Geris Ländlertipp vom 3. Mai 2017

Der ehemalige Heirassa- Musiker Willi Valotti ist seit  Beginn des Festivals für den Nachwuchs verantwortlich.

Das Daheim-Gefühl

Es liegt in der Natur der Sache, dass öffentliche Kultureinrichtungen ländlicher Kantone eher einen Bezug zur Volksmusik finden als die städtischen. Selbiges gilt auch für Kommunen. Appenzell, Schwyz, Thun und Liestal haben eher den Draht zur genannten Musik oder deren Interpreten als Basel, Bern, Genf oder Zürich. Das Haus der Volksmusik steht nicht zufällig in Altdorf im Kanton Uri. Oder das Zentrum für Appenzeller- und Toggenburger Volksmusik in Gonten AI. Wenn – wie soeben durch die Kulturstiftung des Kantons St.

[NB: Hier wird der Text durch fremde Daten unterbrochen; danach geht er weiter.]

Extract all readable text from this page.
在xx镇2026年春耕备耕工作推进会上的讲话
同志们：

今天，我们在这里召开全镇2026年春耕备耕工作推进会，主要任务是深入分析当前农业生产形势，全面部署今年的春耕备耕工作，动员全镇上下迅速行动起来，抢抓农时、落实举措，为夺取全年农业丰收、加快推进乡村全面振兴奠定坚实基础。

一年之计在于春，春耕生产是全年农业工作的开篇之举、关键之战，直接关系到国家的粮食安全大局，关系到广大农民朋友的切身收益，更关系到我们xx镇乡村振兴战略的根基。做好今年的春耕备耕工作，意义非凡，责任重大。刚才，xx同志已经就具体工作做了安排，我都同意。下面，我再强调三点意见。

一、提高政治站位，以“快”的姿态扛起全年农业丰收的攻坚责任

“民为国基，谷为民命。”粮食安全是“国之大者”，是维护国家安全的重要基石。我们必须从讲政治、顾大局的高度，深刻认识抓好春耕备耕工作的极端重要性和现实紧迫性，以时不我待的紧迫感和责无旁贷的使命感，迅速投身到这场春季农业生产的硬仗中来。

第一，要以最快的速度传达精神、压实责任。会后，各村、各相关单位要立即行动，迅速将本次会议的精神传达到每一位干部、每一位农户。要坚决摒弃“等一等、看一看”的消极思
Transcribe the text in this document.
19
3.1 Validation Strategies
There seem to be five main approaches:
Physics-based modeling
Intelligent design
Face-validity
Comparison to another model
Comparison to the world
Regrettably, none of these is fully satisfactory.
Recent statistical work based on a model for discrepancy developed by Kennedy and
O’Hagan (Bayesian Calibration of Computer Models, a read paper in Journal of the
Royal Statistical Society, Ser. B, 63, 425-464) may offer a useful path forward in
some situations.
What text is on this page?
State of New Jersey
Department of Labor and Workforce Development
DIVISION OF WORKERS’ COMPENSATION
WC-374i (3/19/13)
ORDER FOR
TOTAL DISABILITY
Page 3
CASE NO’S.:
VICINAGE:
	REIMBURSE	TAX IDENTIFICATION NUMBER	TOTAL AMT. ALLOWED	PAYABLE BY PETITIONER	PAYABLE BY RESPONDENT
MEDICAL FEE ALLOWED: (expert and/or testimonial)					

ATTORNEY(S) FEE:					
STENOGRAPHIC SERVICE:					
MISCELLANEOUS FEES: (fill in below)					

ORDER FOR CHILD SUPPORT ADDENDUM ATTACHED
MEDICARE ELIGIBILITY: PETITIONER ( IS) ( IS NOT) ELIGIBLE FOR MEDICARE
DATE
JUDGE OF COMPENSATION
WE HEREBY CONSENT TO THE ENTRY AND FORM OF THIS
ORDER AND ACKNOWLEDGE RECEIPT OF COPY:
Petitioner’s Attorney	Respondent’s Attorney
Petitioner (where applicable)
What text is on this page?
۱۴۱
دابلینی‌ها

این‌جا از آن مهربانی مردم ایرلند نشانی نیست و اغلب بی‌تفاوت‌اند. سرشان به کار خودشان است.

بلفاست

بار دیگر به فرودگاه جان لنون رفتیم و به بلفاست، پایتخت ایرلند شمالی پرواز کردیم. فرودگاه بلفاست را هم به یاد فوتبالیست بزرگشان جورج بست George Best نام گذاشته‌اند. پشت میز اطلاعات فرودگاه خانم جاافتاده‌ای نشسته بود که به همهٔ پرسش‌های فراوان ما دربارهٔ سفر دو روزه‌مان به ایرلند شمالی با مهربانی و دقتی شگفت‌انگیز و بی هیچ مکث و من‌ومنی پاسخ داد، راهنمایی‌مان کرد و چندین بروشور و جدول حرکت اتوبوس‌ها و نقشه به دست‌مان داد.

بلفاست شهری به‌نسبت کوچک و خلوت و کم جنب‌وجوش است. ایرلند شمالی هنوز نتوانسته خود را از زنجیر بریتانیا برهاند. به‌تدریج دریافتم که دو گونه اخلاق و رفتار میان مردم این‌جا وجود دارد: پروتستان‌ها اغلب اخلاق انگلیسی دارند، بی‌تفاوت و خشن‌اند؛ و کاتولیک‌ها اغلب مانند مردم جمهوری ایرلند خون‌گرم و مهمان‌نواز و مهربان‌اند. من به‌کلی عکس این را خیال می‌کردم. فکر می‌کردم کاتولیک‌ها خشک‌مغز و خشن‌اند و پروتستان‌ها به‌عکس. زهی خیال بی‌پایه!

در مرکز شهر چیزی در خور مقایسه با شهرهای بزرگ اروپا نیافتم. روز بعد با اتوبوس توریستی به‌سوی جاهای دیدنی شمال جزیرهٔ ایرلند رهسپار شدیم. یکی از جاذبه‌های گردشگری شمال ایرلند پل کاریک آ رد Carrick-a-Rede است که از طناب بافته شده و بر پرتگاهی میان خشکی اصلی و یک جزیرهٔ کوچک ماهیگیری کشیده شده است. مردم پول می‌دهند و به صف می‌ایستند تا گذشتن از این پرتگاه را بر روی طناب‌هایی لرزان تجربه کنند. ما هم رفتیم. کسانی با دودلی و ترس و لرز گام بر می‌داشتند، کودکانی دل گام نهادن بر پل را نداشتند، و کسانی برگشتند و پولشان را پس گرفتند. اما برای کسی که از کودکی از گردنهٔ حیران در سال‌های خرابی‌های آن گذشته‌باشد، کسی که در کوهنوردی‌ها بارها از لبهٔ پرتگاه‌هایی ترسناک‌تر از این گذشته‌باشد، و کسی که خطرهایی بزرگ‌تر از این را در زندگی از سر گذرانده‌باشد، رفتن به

Gallen erfolgt – Anerkennungspreise an Volksmusiker vergeben werden, entdecke ich so etwas wie ein Licht am Ende des Tunnels. Ist das jetzt doch ein kleiner Durchbruch?

Immer wieder werden Werkbeiträge und Förderungspreise vergeben, oft an junge Künstler. Vor ein paar Jahren beispielsweise an den Schwyzerörgeler Marcel Oetiker durch den Kanton Schwyz. 2011 erhielten Dani Häusler und Markus Flückiger auf Empfehlung des Kantons Schwyz sogar den Innerschwyzer Kulturpreis. Erstmals in der 60-jährigen Geschichte der Stiftung überhaupt wurden Volksmusiker geehrt. Das Schwyzer Amt für Kultur verfügt für Beiträge aller Art über ein jährliches Budget von einer Million Franken. Zürich stehen 150 Millionen zur Verfügung. Die Zürcher – auch das liegt in der Natur der Sache – stecken viel Geld in bildende (elitäre) Kunst (Opernhaus). Doch die Laienkultur ist im Wandel. Auch Kantone mit klarem Stadtland-Gefälle suchen und finden den Brückenschlag.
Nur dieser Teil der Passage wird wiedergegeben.